SFTP Browser

Overview

SFTP Browser is a dedicated service that aims to provide a secure area to exchange non structured data (free directory organization).

While the browsing features can be used with any kind of transporation protocol, it aims to be used with SFTP/HTTPS to secure storage and transport of data.

Features:

  • Upload and download of files using SFTP
  • Browsing and download of files using HTTPS
  • Permissions management
  • Comprehensive logging of actions for administrator

The setup and configuration of the plugin (ie. plugin is named ‘proftpd’) is available in plugin’s readme.

Please note that this feature requires RHEL 6 as base OS.

SFTP browser example

Upload and download with SFTP

As a user granted read or write permissions (see next section), you can upload/download files accordingly.

To connect using ftp, you shall run sftp <username>@<servername>

Once connected, you cannot see anything (ls returns no result) but you can move to directories corresponding to your project.

Given you are working in “Guinea Pig” project, with ‘gpig’ as shortname:

$> sftp disciplus_simplex@tuleap.example.com
$> ls
$> cd /gpig
$> ls
some_directory
$> cd /a_private_project_i_m_not_member_of
*** ERROR: No such file or directory

Rule of thumb:

  • You cannot see any SFTP area of any project on the plaform (even the one you are member of)
  • But you can move to the projects you are explicitly granted Read permissions on.

Permissions

SFTP areas are defined per project basis. Each project administrator should define:

  • A group of users who can read (Readers)
  • A group of users who can write (Writers)

Warning: you have to select two different groups, one for writers and one for readers. If you choose one group for both, nobody will be able to write.

SFTP administration panel

Those permissions apply on the project SFTP area globally. This means that a Reader will be able to read the whole project SFTP area recursively. It’s not possible to define private subdirectories.

In addition to write permissions, Writers are also granted Read and delete permissions.

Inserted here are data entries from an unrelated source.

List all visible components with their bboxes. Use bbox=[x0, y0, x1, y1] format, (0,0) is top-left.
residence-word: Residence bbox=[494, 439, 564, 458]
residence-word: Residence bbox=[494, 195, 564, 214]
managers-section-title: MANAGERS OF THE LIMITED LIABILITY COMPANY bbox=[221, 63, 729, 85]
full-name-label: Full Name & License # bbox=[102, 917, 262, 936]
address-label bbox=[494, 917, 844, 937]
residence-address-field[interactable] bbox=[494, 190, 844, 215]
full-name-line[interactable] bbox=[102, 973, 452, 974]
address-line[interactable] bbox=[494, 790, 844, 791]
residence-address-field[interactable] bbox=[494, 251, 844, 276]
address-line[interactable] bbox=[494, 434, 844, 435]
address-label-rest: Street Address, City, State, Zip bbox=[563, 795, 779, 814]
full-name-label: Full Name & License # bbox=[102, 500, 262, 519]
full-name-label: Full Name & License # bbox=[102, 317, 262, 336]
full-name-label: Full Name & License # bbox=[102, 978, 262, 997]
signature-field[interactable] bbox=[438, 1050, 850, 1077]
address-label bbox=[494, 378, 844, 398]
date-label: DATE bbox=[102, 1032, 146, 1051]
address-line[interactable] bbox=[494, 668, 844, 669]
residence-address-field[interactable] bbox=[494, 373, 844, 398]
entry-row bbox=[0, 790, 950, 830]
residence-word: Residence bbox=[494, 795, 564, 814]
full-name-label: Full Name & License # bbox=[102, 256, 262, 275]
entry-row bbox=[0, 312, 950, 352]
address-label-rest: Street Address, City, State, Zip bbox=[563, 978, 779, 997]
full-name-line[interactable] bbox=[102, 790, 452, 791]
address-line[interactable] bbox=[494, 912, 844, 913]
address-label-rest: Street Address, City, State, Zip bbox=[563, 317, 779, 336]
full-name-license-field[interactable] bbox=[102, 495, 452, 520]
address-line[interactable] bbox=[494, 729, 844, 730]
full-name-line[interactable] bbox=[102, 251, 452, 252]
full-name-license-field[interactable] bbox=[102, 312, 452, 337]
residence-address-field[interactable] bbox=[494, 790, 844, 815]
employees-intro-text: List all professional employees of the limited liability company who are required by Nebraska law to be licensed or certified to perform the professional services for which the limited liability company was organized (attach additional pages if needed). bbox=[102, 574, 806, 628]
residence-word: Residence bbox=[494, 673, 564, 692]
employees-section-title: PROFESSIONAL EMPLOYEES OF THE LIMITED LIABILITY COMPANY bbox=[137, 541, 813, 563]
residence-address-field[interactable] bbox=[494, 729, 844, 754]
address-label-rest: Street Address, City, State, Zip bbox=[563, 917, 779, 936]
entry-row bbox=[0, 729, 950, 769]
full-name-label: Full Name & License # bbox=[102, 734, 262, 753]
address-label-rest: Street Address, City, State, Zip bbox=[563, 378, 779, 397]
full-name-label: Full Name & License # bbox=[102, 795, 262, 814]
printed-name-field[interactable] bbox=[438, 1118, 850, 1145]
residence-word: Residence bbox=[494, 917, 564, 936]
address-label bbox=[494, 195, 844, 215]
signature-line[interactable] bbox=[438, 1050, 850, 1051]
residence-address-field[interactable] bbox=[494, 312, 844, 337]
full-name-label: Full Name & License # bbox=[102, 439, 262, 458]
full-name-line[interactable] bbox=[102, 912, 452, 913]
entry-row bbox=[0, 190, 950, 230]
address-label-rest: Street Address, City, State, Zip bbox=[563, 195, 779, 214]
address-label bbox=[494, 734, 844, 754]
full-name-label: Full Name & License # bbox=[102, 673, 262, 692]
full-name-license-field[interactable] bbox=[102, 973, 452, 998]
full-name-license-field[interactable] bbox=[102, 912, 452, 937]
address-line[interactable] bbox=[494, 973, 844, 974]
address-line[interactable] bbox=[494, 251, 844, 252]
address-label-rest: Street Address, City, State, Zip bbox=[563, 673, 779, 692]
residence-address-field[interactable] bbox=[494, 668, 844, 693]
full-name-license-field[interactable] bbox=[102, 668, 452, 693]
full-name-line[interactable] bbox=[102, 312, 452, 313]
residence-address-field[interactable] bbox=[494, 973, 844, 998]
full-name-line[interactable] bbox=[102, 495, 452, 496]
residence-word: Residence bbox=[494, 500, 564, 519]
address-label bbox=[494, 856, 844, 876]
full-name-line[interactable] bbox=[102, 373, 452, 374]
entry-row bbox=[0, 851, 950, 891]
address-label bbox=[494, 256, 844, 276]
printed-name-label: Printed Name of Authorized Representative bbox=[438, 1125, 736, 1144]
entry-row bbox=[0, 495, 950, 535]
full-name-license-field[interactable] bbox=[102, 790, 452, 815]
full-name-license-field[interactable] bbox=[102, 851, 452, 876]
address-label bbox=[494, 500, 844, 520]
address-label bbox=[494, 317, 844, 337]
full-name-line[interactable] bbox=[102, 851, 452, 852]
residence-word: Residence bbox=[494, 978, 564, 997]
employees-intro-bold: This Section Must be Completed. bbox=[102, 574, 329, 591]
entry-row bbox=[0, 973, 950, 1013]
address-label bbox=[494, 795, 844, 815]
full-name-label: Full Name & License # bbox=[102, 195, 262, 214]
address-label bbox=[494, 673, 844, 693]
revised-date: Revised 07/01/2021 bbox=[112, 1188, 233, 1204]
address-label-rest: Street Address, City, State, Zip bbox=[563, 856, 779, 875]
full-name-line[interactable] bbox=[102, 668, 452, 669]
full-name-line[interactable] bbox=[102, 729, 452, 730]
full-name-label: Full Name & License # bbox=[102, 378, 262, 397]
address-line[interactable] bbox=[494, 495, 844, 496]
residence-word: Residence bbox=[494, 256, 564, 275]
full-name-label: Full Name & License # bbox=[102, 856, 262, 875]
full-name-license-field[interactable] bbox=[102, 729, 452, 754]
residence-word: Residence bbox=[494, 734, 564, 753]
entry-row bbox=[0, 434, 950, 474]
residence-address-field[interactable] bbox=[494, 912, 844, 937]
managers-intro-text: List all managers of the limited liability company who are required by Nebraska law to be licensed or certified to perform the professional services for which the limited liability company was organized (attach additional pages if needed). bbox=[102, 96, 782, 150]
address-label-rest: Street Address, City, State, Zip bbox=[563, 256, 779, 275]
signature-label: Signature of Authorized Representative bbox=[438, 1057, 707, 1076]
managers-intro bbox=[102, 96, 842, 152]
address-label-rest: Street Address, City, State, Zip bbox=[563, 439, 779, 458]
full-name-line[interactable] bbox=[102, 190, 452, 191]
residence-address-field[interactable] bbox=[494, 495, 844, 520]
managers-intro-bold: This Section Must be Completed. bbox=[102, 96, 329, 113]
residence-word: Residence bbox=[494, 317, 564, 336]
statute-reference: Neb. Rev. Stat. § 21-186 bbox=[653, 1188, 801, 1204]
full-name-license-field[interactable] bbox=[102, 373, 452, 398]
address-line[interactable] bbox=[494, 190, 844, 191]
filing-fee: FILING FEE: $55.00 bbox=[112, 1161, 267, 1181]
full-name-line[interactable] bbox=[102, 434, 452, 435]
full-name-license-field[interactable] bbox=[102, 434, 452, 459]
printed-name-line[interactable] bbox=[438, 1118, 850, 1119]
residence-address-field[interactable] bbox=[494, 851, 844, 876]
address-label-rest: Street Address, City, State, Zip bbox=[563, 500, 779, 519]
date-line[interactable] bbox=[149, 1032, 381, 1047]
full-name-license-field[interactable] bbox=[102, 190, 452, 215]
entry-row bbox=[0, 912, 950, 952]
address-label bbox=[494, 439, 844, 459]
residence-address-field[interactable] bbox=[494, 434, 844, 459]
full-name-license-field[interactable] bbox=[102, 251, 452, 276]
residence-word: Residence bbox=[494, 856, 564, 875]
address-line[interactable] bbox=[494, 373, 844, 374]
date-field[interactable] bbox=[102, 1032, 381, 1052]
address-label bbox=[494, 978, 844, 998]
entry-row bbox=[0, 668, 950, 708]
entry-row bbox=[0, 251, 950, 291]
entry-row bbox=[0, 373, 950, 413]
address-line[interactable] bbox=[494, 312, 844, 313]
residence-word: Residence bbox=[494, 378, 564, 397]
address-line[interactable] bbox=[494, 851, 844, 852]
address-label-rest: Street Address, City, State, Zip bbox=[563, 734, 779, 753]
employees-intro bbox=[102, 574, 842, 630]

Please note that project administrators must define the two groups (Readers and Writers) prior to any usage of this feature. By default, nobody, even the project administrator can upload/download in SFTP area until the two groups are defined.

Technical notes:

  • permissions updates are applied on the file system with a delay of ~2/3 minutes
  • permissions are enforced on filesystem using posix ACL.

Logging

All upload/download/delete actions made by SFTP or HTTPS are logged and can be available for project administrators in project Admin > Access log section.

SFTP logs

While HTTPS download are visible as soon as someone download something, please note that SFTP direct downloads are only visible the day after (SFTP logs are extracted on daily bases during log rotation).